The committee concluded that even if a student is caught illicitly possessing prescription study aids, there is no way to prove that they were using them to enhance their performance on a particular assignment.

Regardless of the committee’s ruling, Spahn’s objection raises an interesting question to George Mason University students this time of year.
Do study aids give us an unfair advantage over those who choose to rely on simple self-discipline?

Some may say that Spahn is nothing more than a bitter meddler who attempted to have his classmates prosecuted out of resentment.

While he put a great amount of time into preparing for the exam, the other students were enjoying themselves because they could simply take a pill to help them study effectively in a short amount of time.

Cheating? Not according to David Callahan, author of “The Cheating Culture: Why More Americans are Doing Wrong to Get Ahead.” Of prescription study aids, Callahan has said, “if you find a way to study more effectively, to master more information … what’s wrong with that?”
However, he also acknowledged that cases of students illegally obtaining the prescription are a separate issue.

Unfortunately for Spahn, no university has the time or resources to document which students are prescribed to amphetamines and drug test the ones who are not.

That being said, the debate is not over whether the nonprescription use of study aids is prosecutable, but rather over whether it is ethical.
Those of us who do utilize amphetamines, either by obtaining them from someone with a prescription or by increasing our own prescription dosage, often do not take into account students who do not have access to the drug or who refuse to give themselves an unfair advantage through illegal drug use.

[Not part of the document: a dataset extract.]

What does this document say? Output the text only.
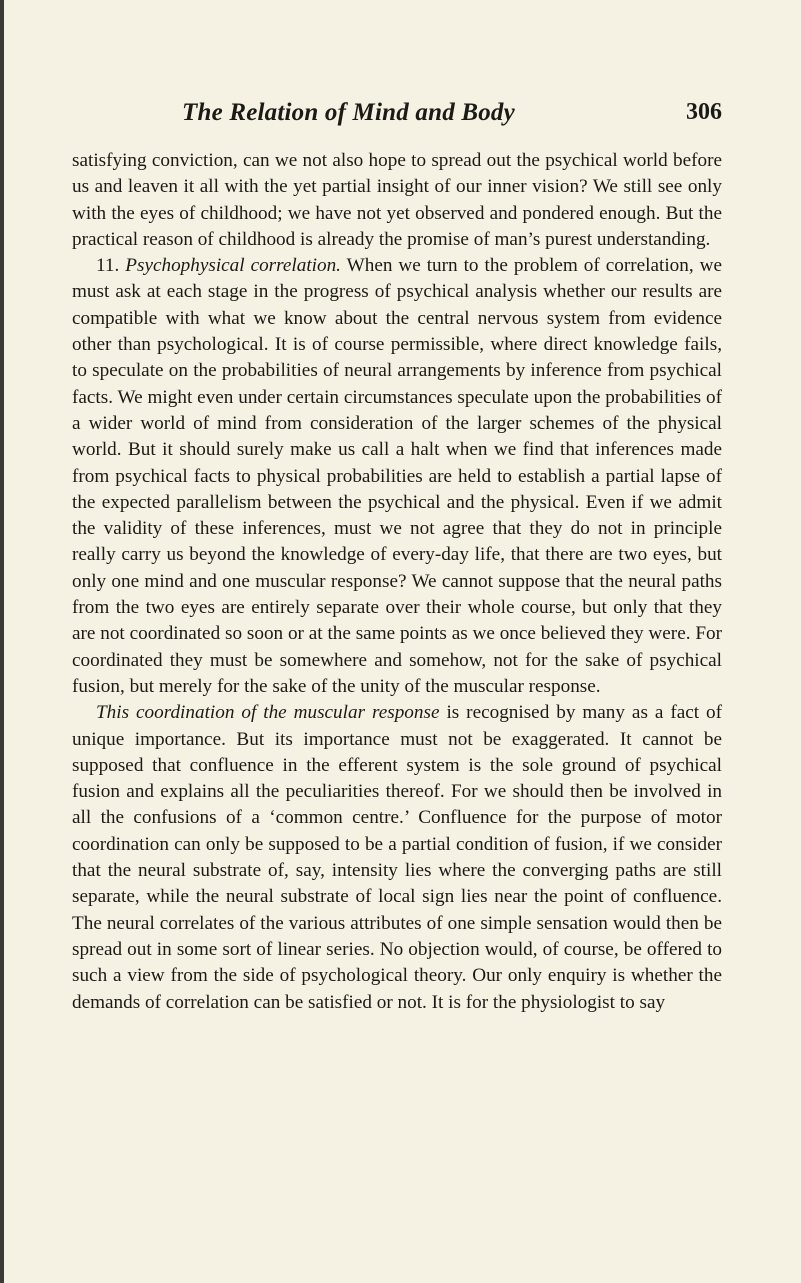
The Relation of Mind and Body	306

satisfying conviction, can we not also hope to spread out the psychical world before us and leaven it all with the yet partial insight of our inner vision? We still see only with the eyes of childhood; we have not yet observed and pondered enough. But the practical reason of childhood is already the promise of man’s purest understanding.

11. Psychophysical correlation. When we turn to the problem of correlation, we must ask at each stage in the progress of psychical analysis whether our results are compatible with what we know about the central nervous system from evidence other than psychological. It is of course permissible, where direct knowledge fails, to speculate on the probabilities of neural arrangements by inference from psychical facts. We might even under certain circumstances speculate upon the probabilities of a wider world of mind from consideration of the larger schemes of the physical world. But it should surely make us call a halt when we find that inferences made from psychical facts to physical probabilities are held to establish a partial lapse of the expected parallelism between the psychical and the physical. Even if we admit the validity of these inferences, must we not agree that they do not in principle really carry us beyond the knowledge of every-day life, that there are two eyes, but only one mind and one muscular response? We cannot suppose that the neural paths from the two eyes are entirely separate over their whole course, but only that they are not coordinated so soon or at the same points as we once believed they were. For coordinated they must be somewhere and somehow, not for the sake of psychical fusion, but merely for the sake of the unity of the muscular response.

This coordination of the muscular response is recognised by many as a fact of unique importance. But its importance must not be exaggerated. It cannot be supposed that confluence in the efferent system is the sole ground of psychical fusion and explains all the peculiarities thereof. For we should then be involved in all the confusions of a ‘common centre.’ Confluence for the purpose of motor coordination can only be supposed to be a partial condition of fusion, if we consider that the neural substrate of, say, intensity lies where the converging paths are still separate, while the neural substrate of local sign lies near the point of confluence. The neural correlates of the various attributes of one simple sensation would then be spread out in some sort of linear series. No objection would, of course, be offered to such a view from the side of psychological theory. Our only enquiry is whether the demands of correlation can be satisfied or not. It is for the physiologist to say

Simultaneously, people like Spahn are unlikely concerned with the students who are unable to obtain a prescription for study aids and are struggling to keep one or more jobs while providing for family members or children and barely have enough time to sleep at night.

Should those people be prosecuted for taking a pill to ease their studying process a little, Bradley?

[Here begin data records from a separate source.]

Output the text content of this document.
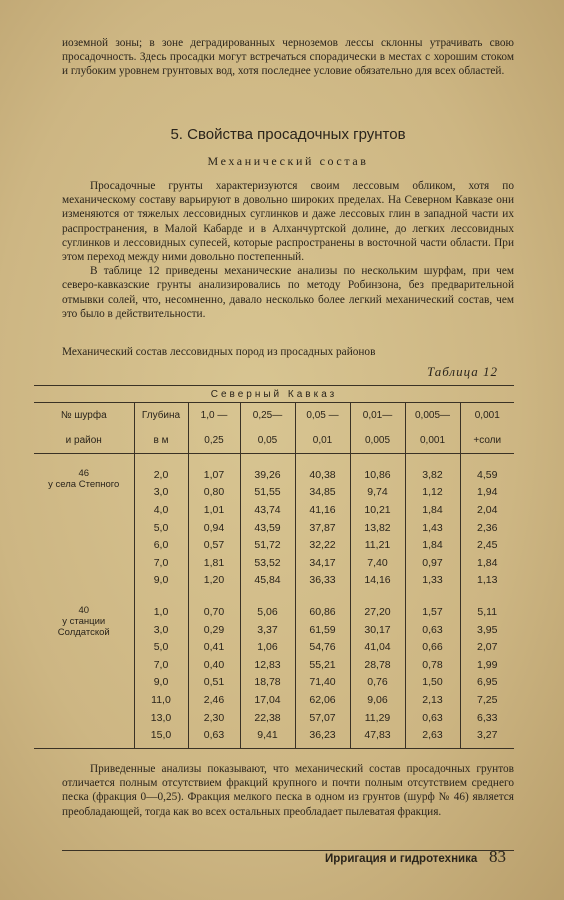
иоземной зоны; в зоне деградированных черноземов лессы склонны утрачивать свою просадочность. Здесь просадки могут встречаться спорадически в местах с хорошим стоком и глубоким уровнем грунтовых вод, хотя последнее условие обязательно для всех областей.

5. Свойства просадочных грунтов
Механический состав

Просадочные грунты характеризуются своим лессовым обликом, хотя по механическому составу варьируют в довольно широких пределах. На Северном Кавказе они изменяются от тяжелых лессовидных суглинков и даже лессовых глин в западной части их распространения, в Малой Кабарде и в Алханчуртской долине, до легких лессовидных суглинков и лессовидных супесей, которые распространены в восточной части области. При этом переход между ними довольно постепенный.

В таблице 12 приведены механические анализы по нескольким шурфам, при чем северо-кавказские грунты анализировались по методу Робинзона, без предварительной отмывки солей, что, несомненно, давало несколько более легкий механический состав, чем это было в действительности.

Механический состав лессовидных пород из просадных районов
Таблица 12
Северный Кавказ							
№ шурфа	Глубина	1,0 —	0,25—	0,05 —	0,01—	0,005—	0,001
и район	в м	0,25	0,05	0,01	0,005	0,001	+соли

46
у села Степного	2,0	1,07	39,26	40,38	10,86	3,82	4,59
	3,0	0,80	51,55	34,85	9,74	1,12	1,94
	4,0	1,01	43,74	41,16	10,21	1,84	2,04
	5,0	0,94	43,59	37,87	13,82	1,43	2,36
	6,0	0,57	51,72	32,22	11,21	1,84	2,45
	7,0	1,81	53,52	34,17	7,40	0,97	1,84
	9,0	1,20	45,84	36,33	14,16	1,33	1,13

40
у станции Солдатской	1,0	0,70	5,06	60,86	27,20	1,57	5,11
	3,0	0,29	3,37	61,59	30,17	0,63	3,95
	5,0	0,41	1,06	54,76	41,04	0,66	2,07
	7,0	0,40	12,83	55,21	28,78	0,78	1,99
	9,0	0,51	18,78	71,40	0,76	1,50	6,95
	11,0	2,46	17,04	62,06	9,06	2,13	7,25
	13,0	2,30	22,38	57,07	11,29	0,63	6,33
	15,0	0,63	9,41	36,23	47,83	2,63	3,27

Приведенные анализы показывают, что механический состав просадочных грунтов отличается полным отсутствием фракций крупного и почти полным отсутствием среднего песка (фракция 0—0,25). Фракция мелкого песка в одном из грунтов (шурф № 46) является преобладающей, тогда как во всех остальных преобладает пылеватая фракция.

Ирригация и гидротехника 83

Despite the endless possibility of arguments and opinions emanated from this issue, the fundamental question is why do we care?

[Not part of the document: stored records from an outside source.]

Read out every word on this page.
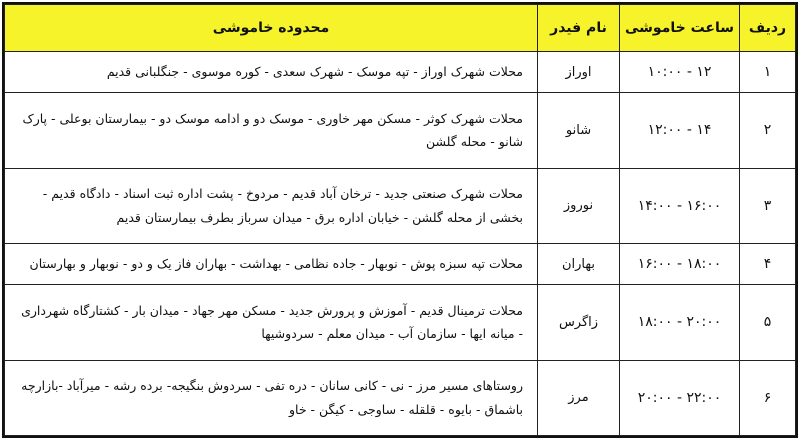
ردیف	ساعت خاموشی	نام فیدر	محدوده خاموشی
۱	۱۲ - ۱۰:۰۰	اوراز	محلات شهرک اوراز - تپه موسک - شهرک سعدی - کوره موسوی - جنگلبانی قدیم
۲	۱۴ - ۱۲:۰۰	شانو	محلات شهرک کوثر - مسکن مهر خاوری - موسک دو و ادامه موسک دو - بیمارستان بوعلی - پارک شانو - محله گلشن
۳	۱۶:۰۰ - ۱۴:۰۰	نوروز	محلات شهرک صنعتی جدید - ترخان آباد قدیم - مردوخ - پشت اداره ثبت اسناد - دادگاه قدیم - بخشی از محله گلشن - خیابان اداره برق - میدان سرباز بطرف بیمارستان قدیم
۴	۱۸:۰۰ - ۱۶:۰۰	بهاران	محلات تپه سبزه پوش - نوبهار - جاده نظامی - بهداشت - بهاران فاز یک و دو - نوبهار و بهارستان
۵	۲۰:۰۰ - ۱۸:۰۰	زاگرس	محلات ترمینال قدیم - آموزش و پرورش جدید - مسکن مهر جهاد - میدان بار - کشتارگاه شهرداری - میانه ایها - سازمان آب - میدان معلم - سردوشیها
۶	۲۲:۰۰ - ۲۰:۰۰	مرز	روستاهای مسیر مرز - نی - کانی سانان - دره تفی - سردوش بنگیجه- برده رشه - میرآباد -بازارچه باشماق - بایوه - قلقله - ساوجی - کیگن - خاو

A student should not be concerned with how the girl who sits behind him in math went about studying for the final; he should be concerned with how he went about it. The studying habits and grades of others do not affect us.

Yes, people will cheat but unless it is our work that they are taking credit for, what sense is there in making it our business to ensure the integrity of their schoolwork?

Attempting to have them prosecuted for dishonest methods of studying may lower their grade, but it will certainly not raise ours.

If prescription study aids are part of your studying method then that’s your prerogative, but if they’re not and you become aware of a student who used them receiving a higher grade than you, maybe you should’ve taken better notes.